I send you a Roman coin which a man gave me as a fee for medical attendance. I hope you will like it for your watch-chain. I made our Coptic goldsmith bore a hole in it. Why don’t you write to me, you young rascal? I am now living in my boat, and I often wish for you here to donkey ride about with me. I can’t write you a proper letter now as Omar is waiting to take this up to Mr. Palgrave with the drawings for your father. Omar desires his best salaam to you and to Rainie, and is very much disappointed that you are not coming out in the winter to go up to Luxor. We had a hurricane coming down the Nile, and a boat behind us sank. We only lost an anchor, and had to wait and have it fished up by the fishermen of a neighbouring village. In places the water was so shallow that the men had to push the boat over by main force, and all went into the river. The captain and I shouted out, Islam el Islam, equivalent to, ‘Heave away, boys.’ There are splendid illuminations about to take place here, because the Pasha has got leave to make his youngest boy his successor, and people are ordered to rejoice, which they do with much grumbling—it will cost something enormous.

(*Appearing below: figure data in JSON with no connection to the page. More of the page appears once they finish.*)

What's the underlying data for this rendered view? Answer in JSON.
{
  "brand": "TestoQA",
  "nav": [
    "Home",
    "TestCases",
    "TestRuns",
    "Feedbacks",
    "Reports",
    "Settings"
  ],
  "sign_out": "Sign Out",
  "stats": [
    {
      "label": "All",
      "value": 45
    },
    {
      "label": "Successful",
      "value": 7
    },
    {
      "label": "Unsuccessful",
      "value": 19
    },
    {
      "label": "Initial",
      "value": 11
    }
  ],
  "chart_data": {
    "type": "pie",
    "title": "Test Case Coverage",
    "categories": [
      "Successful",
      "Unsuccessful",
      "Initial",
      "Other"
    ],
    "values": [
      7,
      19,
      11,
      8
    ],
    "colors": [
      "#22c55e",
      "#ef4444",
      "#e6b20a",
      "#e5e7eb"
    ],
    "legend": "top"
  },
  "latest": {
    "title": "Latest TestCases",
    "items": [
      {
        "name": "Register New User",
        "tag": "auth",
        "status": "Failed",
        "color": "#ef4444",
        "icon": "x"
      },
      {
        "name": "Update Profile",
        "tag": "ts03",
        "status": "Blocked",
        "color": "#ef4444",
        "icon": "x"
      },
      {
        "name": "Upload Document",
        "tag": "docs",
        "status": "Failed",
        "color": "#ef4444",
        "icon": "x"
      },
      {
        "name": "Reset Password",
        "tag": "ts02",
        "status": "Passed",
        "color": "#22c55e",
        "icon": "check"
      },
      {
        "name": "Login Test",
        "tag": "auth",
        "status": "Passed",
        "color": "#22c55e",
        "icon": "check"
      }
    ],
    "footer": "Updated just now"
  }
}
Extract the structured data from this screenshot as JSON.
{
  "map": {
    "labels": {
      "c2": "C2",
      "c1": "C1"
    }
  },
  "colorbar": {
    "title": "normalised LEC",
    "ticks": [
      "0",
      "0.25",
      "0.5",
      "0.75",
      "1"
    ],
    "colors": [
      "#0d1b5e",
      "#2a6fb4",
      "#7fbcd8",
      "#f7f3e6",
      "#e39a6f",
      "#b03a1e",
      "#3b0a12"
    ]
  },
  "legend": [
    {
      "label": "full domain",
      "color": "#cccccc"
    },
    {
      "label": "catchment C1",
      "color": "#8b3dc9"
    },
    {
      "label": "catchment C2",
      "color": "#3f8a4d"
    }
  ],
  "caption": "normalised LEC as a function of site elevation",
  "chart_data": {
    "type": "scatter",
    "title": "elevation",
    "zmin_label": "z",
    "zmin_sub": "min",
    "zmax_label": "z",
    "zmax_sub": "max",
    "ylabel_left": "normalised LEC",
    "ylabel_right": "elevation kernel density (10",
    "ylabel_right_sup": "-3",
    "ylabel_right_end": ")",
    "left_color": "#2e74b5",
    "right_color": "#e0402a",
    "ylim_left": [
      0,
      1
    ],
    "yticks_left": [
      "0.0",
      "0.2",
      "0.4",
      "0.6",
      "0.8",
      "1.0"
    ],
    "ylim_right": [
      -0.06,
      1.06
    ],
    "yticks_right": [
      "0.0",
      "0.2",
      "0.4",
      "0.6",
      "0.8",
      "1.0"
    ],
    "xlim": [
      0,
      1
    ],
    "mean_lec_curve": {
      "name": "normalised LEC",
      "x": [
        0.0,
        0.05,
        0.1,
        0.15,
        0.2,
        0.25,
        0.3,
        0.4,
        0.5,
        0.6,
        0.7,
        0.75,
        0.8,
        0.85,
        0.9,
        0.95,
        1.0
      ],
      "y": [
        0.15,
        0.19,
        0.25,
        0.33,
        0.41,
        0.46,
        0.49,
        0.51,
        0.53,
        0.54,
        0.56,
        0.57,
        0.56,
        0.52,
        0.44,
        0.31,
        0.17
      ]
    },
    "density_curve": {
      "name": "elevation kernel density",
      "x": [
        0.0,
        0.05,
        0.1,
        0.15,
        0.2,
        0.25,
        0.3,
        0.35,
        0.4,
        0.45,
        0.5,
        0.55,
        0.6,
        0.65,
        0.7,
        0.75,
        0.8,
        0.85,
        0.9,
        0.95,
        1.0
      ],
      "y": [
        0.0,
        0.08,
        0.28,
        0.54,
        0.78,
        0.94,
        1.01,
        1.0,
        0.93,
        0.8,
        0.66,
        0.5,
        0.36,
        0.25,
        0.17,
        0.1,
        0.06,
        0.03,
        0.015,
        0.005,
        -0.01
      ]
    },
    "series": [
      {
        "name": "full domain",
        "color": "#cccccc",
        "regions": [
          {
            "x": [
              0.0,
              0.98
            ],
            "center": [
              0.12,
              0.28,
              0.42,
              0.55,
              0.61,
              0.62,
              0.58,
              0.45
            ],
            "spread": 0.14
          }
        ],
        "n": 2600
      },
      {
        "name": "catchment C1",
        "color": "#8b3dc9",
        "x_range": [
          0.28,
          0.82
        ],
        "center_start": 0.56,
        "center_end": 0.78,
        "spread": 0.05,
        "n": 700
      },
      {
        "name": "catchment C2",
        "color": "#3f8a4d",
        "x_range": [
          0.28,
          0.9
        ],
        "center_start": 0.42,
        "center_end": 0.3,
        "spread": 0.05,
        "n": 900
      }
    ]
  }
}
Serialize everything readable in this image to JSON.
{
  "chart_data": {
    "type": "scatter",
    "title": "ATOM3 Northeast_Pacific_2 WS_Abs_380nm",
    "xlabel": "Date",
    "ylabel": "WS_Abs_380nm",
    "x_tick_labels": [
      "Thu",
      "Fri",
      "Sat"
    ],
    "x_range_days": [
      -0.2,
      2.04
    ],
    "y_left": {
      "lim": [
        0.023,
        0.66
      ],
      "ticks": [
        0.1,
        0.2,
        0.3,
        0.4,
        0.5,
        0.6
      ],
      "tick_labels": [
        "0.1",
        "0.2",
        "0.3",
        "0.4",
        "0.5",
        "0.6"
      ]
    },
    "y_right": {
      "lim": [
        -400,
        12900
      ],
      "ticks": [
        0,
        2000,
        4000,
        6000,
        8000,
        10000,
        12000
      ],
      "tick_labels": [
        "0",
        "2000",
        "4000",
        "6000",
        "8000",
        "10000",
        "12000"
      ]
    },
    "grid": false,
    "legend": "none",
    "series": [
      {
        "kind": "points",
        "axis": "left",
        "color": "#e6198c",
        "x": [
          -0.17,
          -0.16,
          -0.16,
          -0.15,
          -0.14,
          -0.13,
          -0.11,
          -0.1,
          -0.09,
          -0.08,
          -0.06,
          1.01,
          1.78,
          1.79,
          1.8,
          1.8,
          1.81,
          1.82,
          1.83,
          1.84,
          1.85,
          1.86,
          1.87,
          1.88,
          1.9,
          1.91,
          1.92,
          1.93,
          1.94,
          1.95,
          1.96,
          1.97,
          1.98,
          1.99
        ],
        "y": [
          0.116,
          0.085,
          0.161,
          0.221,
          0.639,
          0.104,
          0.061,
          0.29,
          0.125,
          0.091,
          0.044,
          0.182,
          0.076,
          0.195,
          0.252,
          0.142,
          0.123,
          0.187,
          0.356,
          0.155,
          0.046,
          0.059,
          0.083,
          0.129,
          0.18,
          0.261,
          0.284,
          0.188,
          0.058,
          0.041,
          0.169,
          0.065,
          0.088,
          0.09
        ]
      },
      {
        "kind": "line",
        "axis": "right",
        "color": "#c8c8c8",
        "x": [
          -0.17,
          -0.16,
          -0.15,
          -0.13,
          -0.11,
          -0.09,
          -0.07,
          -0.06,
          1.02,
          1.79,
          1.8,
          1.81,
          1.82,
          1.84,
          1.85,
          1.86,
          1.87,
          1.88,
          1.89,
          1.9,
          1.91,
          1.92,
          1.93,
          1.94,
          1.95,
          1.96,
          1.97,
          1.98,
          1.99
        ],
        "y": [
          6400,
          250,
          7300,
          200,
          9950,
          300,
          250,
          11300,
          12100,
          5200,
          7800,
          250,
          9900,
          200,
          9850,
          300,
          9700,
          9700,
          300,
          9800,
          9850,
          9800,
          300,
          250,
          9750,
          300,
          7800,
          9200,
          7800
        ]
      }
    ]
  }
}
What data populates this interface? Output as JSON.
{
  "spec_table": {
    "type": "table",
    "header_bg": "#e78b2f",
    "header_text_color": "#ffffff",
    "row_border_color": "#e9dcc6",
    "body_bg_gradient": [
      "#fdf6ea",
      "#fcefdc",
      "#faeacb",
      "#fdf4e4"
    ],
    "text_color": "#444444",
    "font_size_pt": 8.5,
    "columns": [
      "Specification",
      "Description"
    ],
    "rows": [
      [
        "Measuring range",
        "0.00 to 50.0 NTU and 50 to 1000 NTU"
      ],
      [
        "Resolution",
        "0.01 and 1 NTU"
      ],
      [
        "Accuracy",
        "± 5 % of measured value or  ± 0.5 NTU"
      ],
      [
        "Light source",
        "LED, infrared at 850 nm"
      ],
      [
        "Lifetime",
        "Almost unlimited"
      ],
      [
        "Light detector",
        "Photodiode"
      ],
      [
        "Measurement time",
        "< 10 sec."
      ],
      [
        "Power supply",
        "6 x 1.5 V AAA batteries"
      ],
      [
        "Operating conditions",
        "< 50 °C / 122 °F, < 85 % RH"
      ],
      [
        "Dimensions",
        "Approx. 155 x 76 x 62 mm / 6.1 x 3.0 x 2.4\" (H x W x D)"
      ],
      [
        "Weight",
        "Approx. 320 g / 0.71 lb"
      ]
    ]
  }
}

July 10, 1866: Mrs. Austin

To Mrs. Austin.

Off Boulak, Cairo,
July 10, 1866.

Dearest Mutter,

I am much better again. My cold went off without a violent illness and I was only weak and nervous. I am very comfortable here, anchored off Boulak, with my Reis and one sailor who cleans and washes my clothes which Omar irons, as at Luxor, as he found the washerwomen here charged five francs a dozen for all small things and more for dresses. A bad hashash boy turned Achmet’s head, who ran away for two days and spent a dollar in riotous living; he returned penitent, and got no fatted calf, but dry bread and a confiscation of his new clothes.

The heat, when I left Luxor, was prodigious. I was detained three days by the death of Sheykh Yussuf’s poor little wife and baby (in childbirth) so I was forced to stay and eat the funeral feast, and be present at the Khatmeh (reading of the Koran on the third night), or it would not have seemed kind. The Kadee gave me a very curious prayer-book, the Guide of the Faithful, written in Darfour! in beautiful characters, and with very singular decorations, and in splendid binding. It contains the names of all the prophets and of the hundred appellations of Mohammed, and is therefore a powerful hegab or talisman. He requested me never to give it away and always to keep it with me. Such books cannot be bought with money at all. I also bought a most beautiful hegab of cornelian set in enamel, the verse of the throne splendidly engraved, and dated 250 years ago. I sent over by Palgrave to Alick M. Brune’s lovely drawings of Luxor and Karnac, and to Maurice a gold coin which I received as a fee from an old Bedawee.